Another reason behind the success could be the OMO model used for providing its courses, which is also used by many other Edtech firms. It enables students to start a lesson on their mobile, iPad, or laptop, then continues the lesson in person.
In the past two years, due to a series of reasons such as economic downturn, capital turning cold, and tightening policies, the education industry has entered a stage of confusion.
After 16 years of investments and finances in the education industry, 2019 clearly shows a downward trend. Compared with the previous year, the numbers dropped by almost 50%. Although this trend of decreasing financing events has been going on since 2017, the difference for last year is evident: a 21% decrease was recorded in 2018, and 10% in 2017.
Affected by the epidemic, offline institutions have transformed to seek online development. The domestic online education industry has blown up, making online education the hottest topic. This situation has demonstrated the advantages of the Internet, which doesn’t have any kind of space restrictions. Other than education, Mobile games and e-commerce have also ushered in rapid development.

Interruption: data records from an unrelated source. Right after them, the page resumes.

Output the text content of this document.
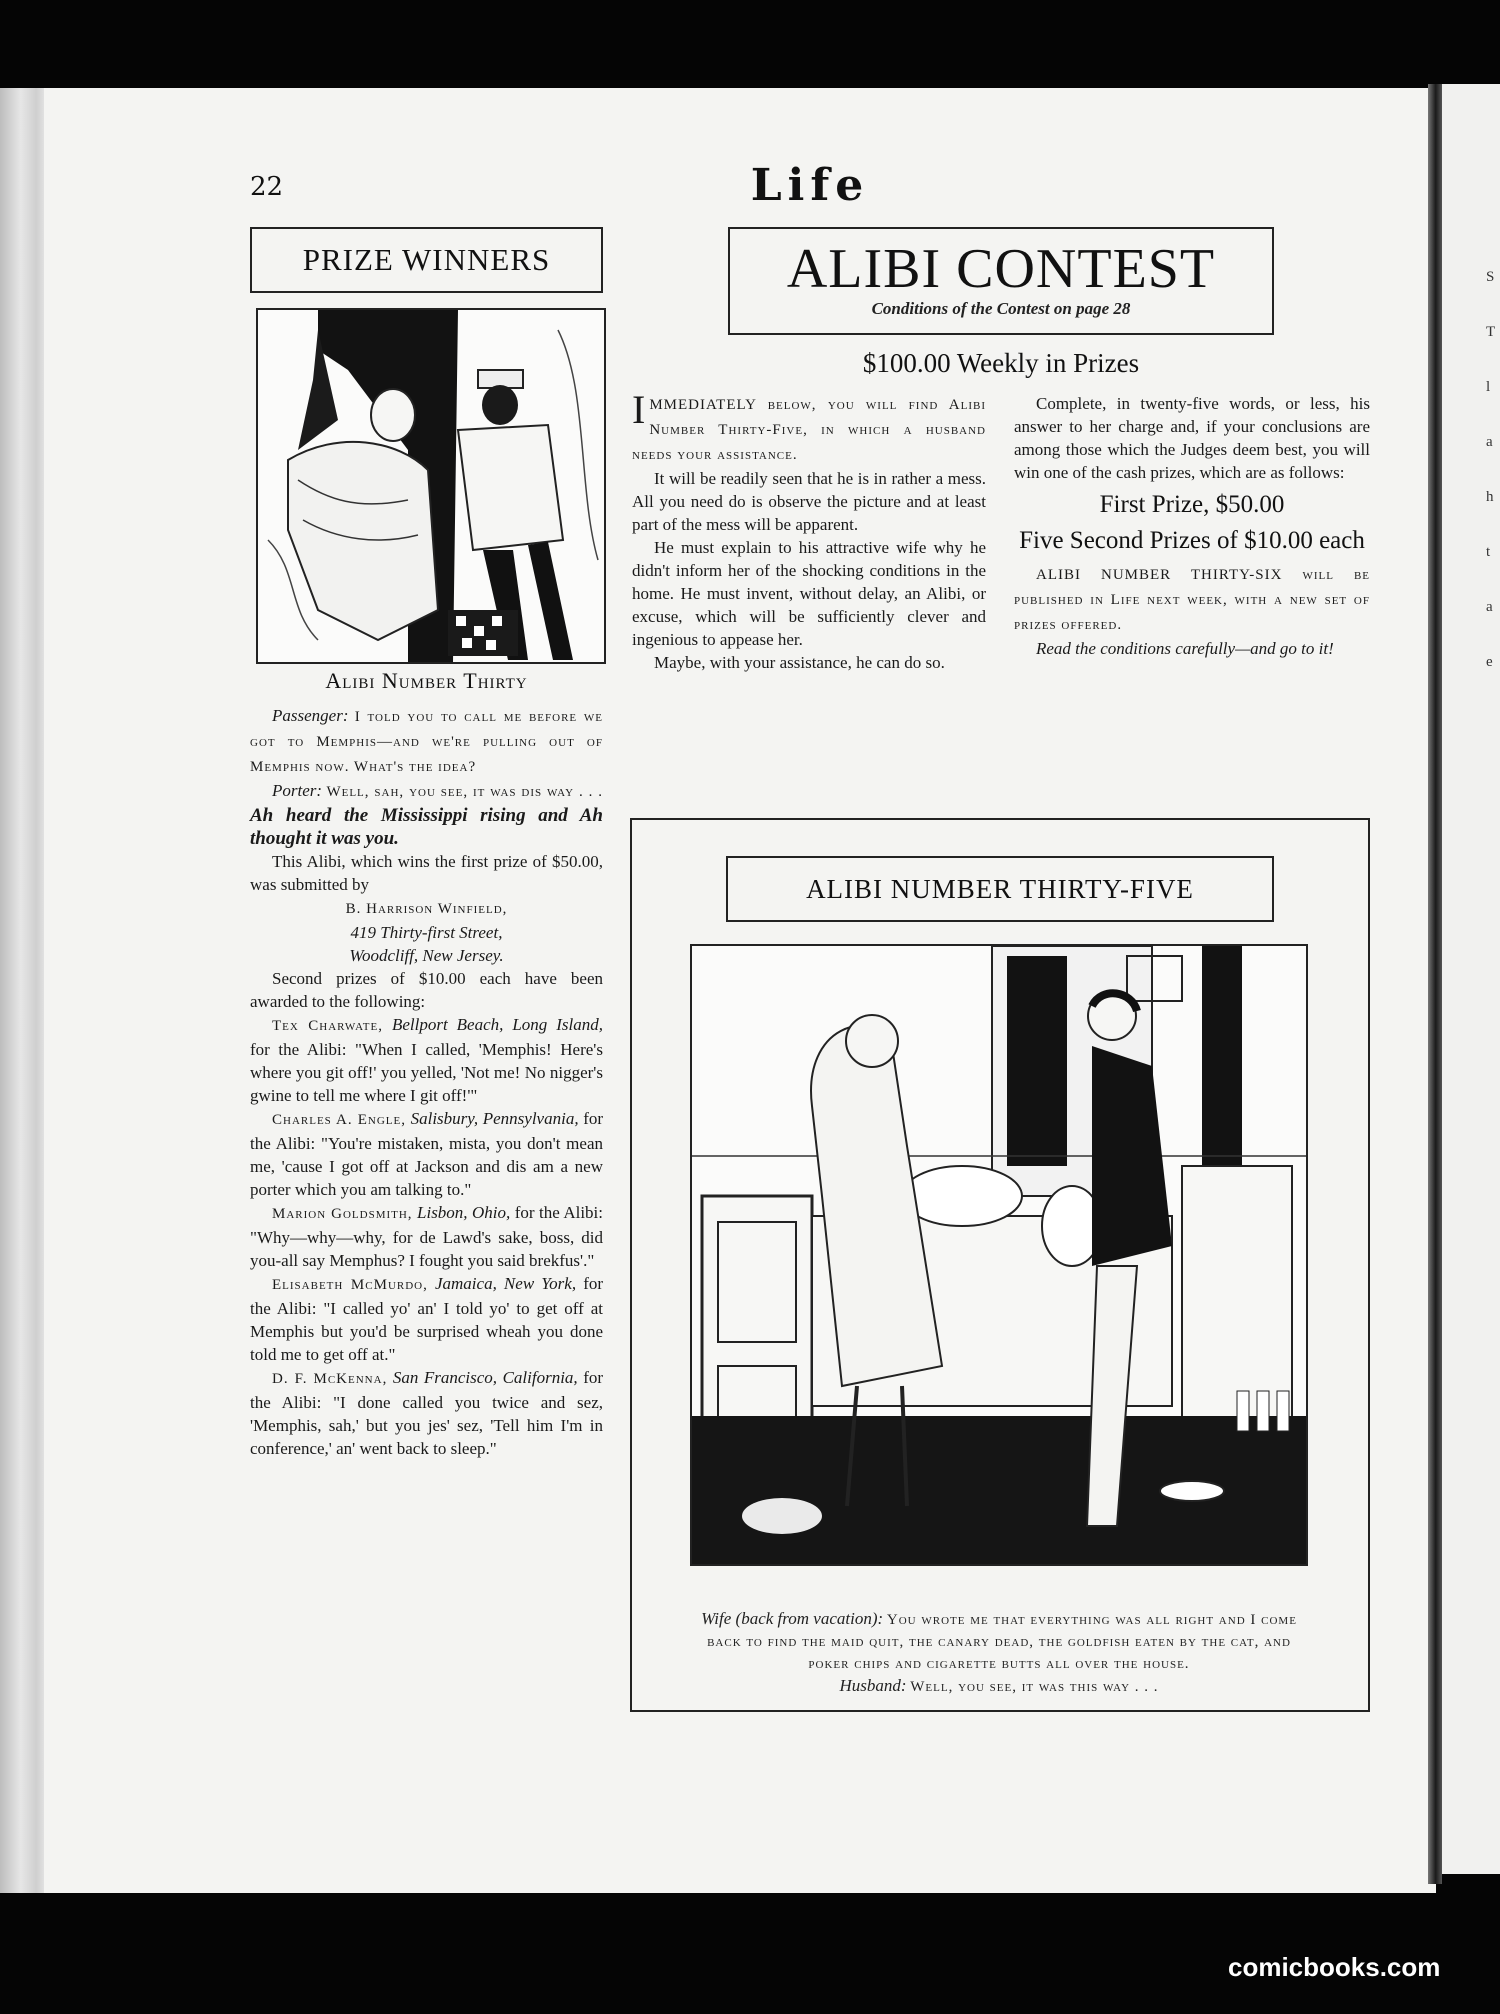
S
T
l
a
h
t
a
e
22	Life
PRIZE WINNERS
Alibi Number Thirty

Passenger: I told you to call me before we got to Memphis—and we're pulling out of Memphis now. What's the idea?

Porter: Well, sah, you see, it was dis way . . . Ah heard the Mississippi rising and Ah thought it was you.

This Alibi, which wins the first prize of $50.00, was submitted by

B. Harrison Winfield,

419 Thirty-first Street,

Woodcliff, New Jersey.

Second prizes of $10.00 each have been awarded to the following:

Tex Charwate, Bellport Beach, Long Island, for the Alibi: "When I called, 'Memphis! Here's where you git off!' you yelled, 'Not me! No nigger's gwine to tell me where I git off!'"

Charles A. Engle, Salisbury, Pennsylvania, for the Alibi: "You're mistaken, mista, you don't mean me, 'cause I got off at Jackson and dis am a new porter which you am talking to."

Marion Goldsmith, Lisbon, Ohio, for the Alibi: "Why—why—why, for de Lawd's sake, boss, did you-all say Memphus? I fought you said brekfus'."

Elisabeth McMurdo, Jamaica, New York, for the Alibi: "I called yo' an' I told yo' to get off at Memphis but you'd be surprised wheah you done told me to get off at."

D. F. McKenna, San Francisco, California, for the Alibi: "I done called you twice and sez, 'Memphis, sah,' but you jes' sez, 'Tell him I'm in conference,' an' went back to sleep."

ALIBI CONTEST
Conditions of the Contest on page 28
$100.00 Weekly in Prizes

IMMEDIATELY below, you will find Alibi Number Thirty-Five, in which a husband needs your assistance.

It will be readily seen that he is in rather a mess. All you need do is observe the picture and at least part of the mess will be apparent.

He must explain to his attractive wife why he didn't inform her of the shocking conditions in the home. He must invent, without delay, an Alibi, or excuse, which will be sufficiently clever and ingenious to appease her.

Maybe, with your assistance, he can do so.

Complete, in twenty-five words, or less, his answer to her charge and, if your conclusions are among those which the Judges deem best, you will win one of the cash prizes, which are as follows:

First Prize, $50.00

Five Second Prizes of $10.00 each

ALIBI NUMBER THIRTY-SIX will be published in Life next week, with a new set of prizes offered.

Read the conditions carefully—and go to it!

ALIBI NUMBER THIRTY-FIVE
Wife (back from vacation): You wrote me that everything was all right and I come back to find the maid quit, the canary dead, the goldfish eaten by the cat, and poker chips and cigarette butts all over the house.
Husband: Well, you see, it was this way . . .
comicbooks.com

The future of online education seems promising. In the more than 40 years of reform and opening-up, China ’s economic level has significantly improved, Chinese households’ consumption power has been upgraded, and the importance attached to children ’s education has risen to a new level.
According to iResearch, paying users of China’s online education products reached 135 million in 2018, increasing 23.3% compared with the previous year, and the growth is estimated to remain in the range of 14%-21% in the next 3-5 years. The growth rate will decrease but maintain steady.
According to Business Wire, the Chinese education market is estimated to reach USD 572.51 billion in 2023, growing at a CAGR of 11.3%, for the period spanning from 2018-2023.
The population will also play an important role. According to the latest data from the National Bureau of Statistics, China’s population exceeded 1.4 billion for the first time, accounting for about 20% of the world’s total population. At the same time, the 35-year-old one-child policy has been lifted, which will eventually increase the number of students in the next few years.
Public data from the Ministry of Education also shows that there are about 100 million elementary school students in primary and secondary schools across the country, about 43 million junior high school students and about 23 million high school students. The enrollment population of about 160 million constitutes a huge potential source of K12 students.
Data from HolonIQ shows that, in 2019, the global financing amount of Edtech exceeded USD 7 billion, 14 times the total amount of financing in 2010.
It is estimated that the amount of investment in online education in the next 10 years will exceed USD 87 billion. China accounts for half of the total online education venture capital investment and is the world's largest education market.